I've just started cutting dovetails too.   I have Japanese saws which I really enjoy using for cross cuts but not for the end grain.   I nearly bought the PAX saw from Lee Valley but opted instead for the Adria Dovetail saw.  It is very very similar to the Lie-Nielsen (perhaps slightly taller and shorter).   It was a toss-up between the two but I decided to go with the lower production Adria.    You can check them out at www.Adriatools.com .   For chisels I have a set of Marples Blue but I also bought a 1/8" Veritas chisel for getting into tight corners.   I'm thinking about Japanese chisels but I've spent enough on hand tools lately.    


 


 

webdesigner's picture

(post #98898, reply #19 of 59)

Thanks for the reply Glen.

Hold off on the Japanese chisels, heard mixed messages about them. They hold an edge, beautiful work of art, but they chip easily if one is not super careful. Even then, some hard woods can chip them.

So, I bought a set of Two Cherries, very nice. But, now I have to learn how to sharpen them! They don't come ready-to-go...yeah, me the rookie. Wishful thinking.
Then, I want to buy the Lie Nielsen Independence saw, hopefully at the Woodworking Show in San Mateo this month. 10% which will cost me around $113 plus tax, not bad if it's going to last 50 years. Reminds me, I have to get my 7 year old daughter interested in woodworking now. Glad to heard, more and more women are getting into it.

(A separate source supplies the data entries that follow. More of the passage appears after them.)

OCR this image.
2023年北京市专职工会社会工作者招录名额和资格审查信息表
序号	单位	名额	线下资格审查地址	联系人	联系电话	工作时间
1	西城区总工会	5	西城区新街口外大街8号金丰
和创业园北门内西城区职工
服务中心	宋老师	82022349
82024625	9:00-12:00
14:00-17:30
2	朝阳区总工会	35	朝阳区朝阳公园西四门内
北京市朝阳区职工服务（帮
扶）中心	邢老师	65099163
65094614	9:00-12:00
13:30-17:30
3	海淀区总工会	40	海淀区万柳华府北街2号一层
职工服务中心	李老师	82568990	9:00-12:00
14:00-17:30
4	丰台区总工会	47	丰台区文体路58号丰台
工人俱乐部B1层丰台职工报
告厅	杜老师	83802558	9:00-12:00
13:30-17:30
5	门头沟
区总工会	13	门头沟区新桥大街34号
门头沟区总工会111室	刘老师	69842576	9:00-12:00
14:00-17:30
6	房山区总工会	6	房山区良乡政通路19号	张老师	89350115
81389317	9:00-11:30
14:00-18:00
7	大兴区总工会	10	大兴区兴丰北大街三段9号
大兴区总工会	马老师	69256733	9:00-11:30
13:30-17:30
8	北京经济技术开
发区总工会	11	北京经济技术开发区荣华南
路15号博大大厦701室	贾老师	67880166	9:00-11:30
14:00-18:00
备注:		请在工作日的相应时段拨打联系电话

If anyone can tell me how to sharpen my Two Cherries, please let me know.
Don't have a clue which stones or honing guides to buy!!!

Cheers,
Gary

kesac's picture

(post #98898, reply #26 of 59)

Get a fine DMT Diamond stone, which will be a lot couser than you think.  A 12x12 ceramic tile and some wet and dry sandpaper going from 220 or so to 1500 or so.  Then finish with aluminum polish, machined buffing compound, on a paint stirring stick, and you will be able to shave with those chisels.

tigerstripe's picture

(post #98898, reply #42 of 59)

when your at the woodworking show, drop by the lie neilson booth. You'll be glad you did. They have norton water stones there. I bought mine about 4 years ago now and absoulty love them. If Rob Cosom is there in the booth take his dovetaing course. It was fantastic.